My parents have been here with me for the past four months and I have been in a lot of fights with them. It affects me a lot. I feel my younger brother and I grew up in a totally different house and saw different childhood, especially the early years. For them, the priority is my physical health, weight loss and marriage. Working on mental health is not only out of question, but also an alien concept for them that comes in with a lot of whys and hows — in short, completely unnecessary because it is in my control. My brother thinks he understands mental health and me, but when I try to make him understand, he still believes that it is up to us to control our mind. Even the thought of discussing with them is petrifying me.

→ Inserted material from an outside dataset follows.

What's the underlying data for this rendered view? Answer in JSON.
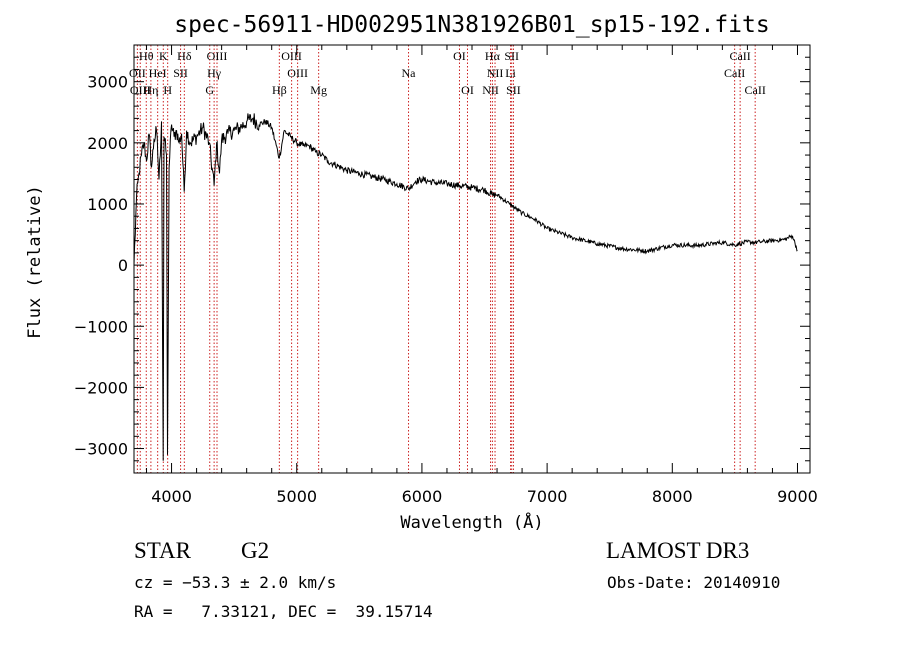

Then I calculate the aftermath. I am dead. My parents are tormented. My brother is extremely angry with me for doing this to him and our parents. And to be honest, dying isn’t easy. I have attempted multiple times in the past. If I do not want them to suffer, what if I take all them with me? That makes me a killer, right? Last night, we all went to a beach with a couple of friends. I love the water. When I was in the water, seeing the sunset, I wanted to walk towards the Sun until I disappeared. I even told my friend to send my parents to India safely. Perhaps, she might have thought I was being poetic.
When I was in the shower after coming back home, I started thinking about all of it. I imagined the pain and shame they would feel when they would have to face the world that their daughter killed herself or is labelled a psycho because that is what they call a patient with mental illness. I recall the faces of my toddler nephew and niece whose aunt would be labelled as someone who killed herself or was a killer. I was scared. This isn’t me. I immediately messaged my psychiatrist about how I was feeling. Not about suicide and killing, of course, but about the juggling thoughts in my mind and not being able to understand them. I also scheduled a session with my therapist.

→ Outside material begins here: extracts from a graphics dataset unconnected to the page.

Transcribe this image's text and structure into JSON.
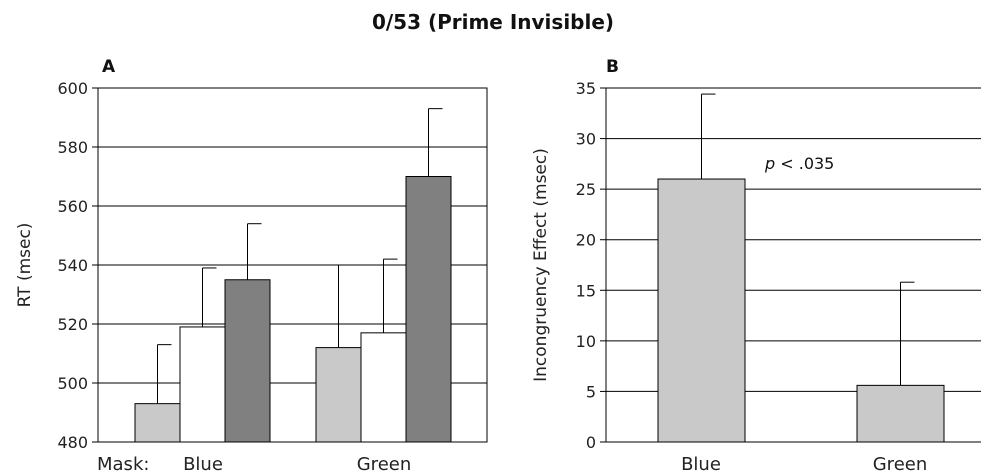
{
  "title": "0/53 (Prime Invisible)",
  "chart_data": [
    {
      "type": "bar",
      "panel_label": "A",
      "ylabel": "RT (msec)",
      "xlabel_prefix": "Mask:",
      "ylim": [
        480,
        600
      ],
      "yticks": [
        480,
        500,
        520,
        540,
        560,
        580,
        600
      ],
      "grid": true,
      "categories": [
        "Blue",
        "Green"
      ],
      "series": [
        {
          "values": [
            493,
            512
          ],
          "errors": [
            20,
            28
          ],
          "color": "#c8c9c8"
        },
        {
          "values": [
            519,
            517
          ],
          "errors": [
            20,
            25
          ],
          "color": "#ffffff"
        },
        {
          "values": [
            535,
            570
          ],
          "errors": [
            19,
            23
          ],
          "color": "#808080"
        }
      ]
    },
    {
      "type": "bar",
      "panel_label": "B",
      "ylabel": "Incongruency Effect (msec)",
      "ylim": [
        0,
        35
      ],
      "yticks": [
        0,
        5,
        10,
        15,
        20,
        25,
        30,
        35
      ],
      "grid": true,
      "categories": [
        "Blue",
        "Green"
      ],
      "series": [
        {
          "values": [
            26,
            5.6
          ],
          "errors": [
            8.4,
            10.2
          ],
          "color": "#c8c9c8"
        }
      ],
      "annotation": {
        "prefix": "p",
        "text": " < .035"
      }
    }
  ]
}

I was anxious at night but somehow managed to sleep. I did not wake up in a very good mood the next morning. All these thoughts were recurring in my mind when I saw myself in the mirror. The moment I entered the living room, I saw my parents looking at me and the thought that crossed my mind was, “Kaise sehen kar paayenge yeh log, inhe to maarna hi padega (How are they going to handle it? They have to die, too),” and in the next moment, I was having dinner with them.
I was drying Maa’s hair so that she doesn’t catch a cold. How can I live so normally with them while having thoughts of murdering them? Even though, those thoughts haven’t manifested yet. I consciously know that I have these kinds of thoughts and they just come and go. But can I be trusted? Are they even safe with me? Like I said, this might be the beginning of my end.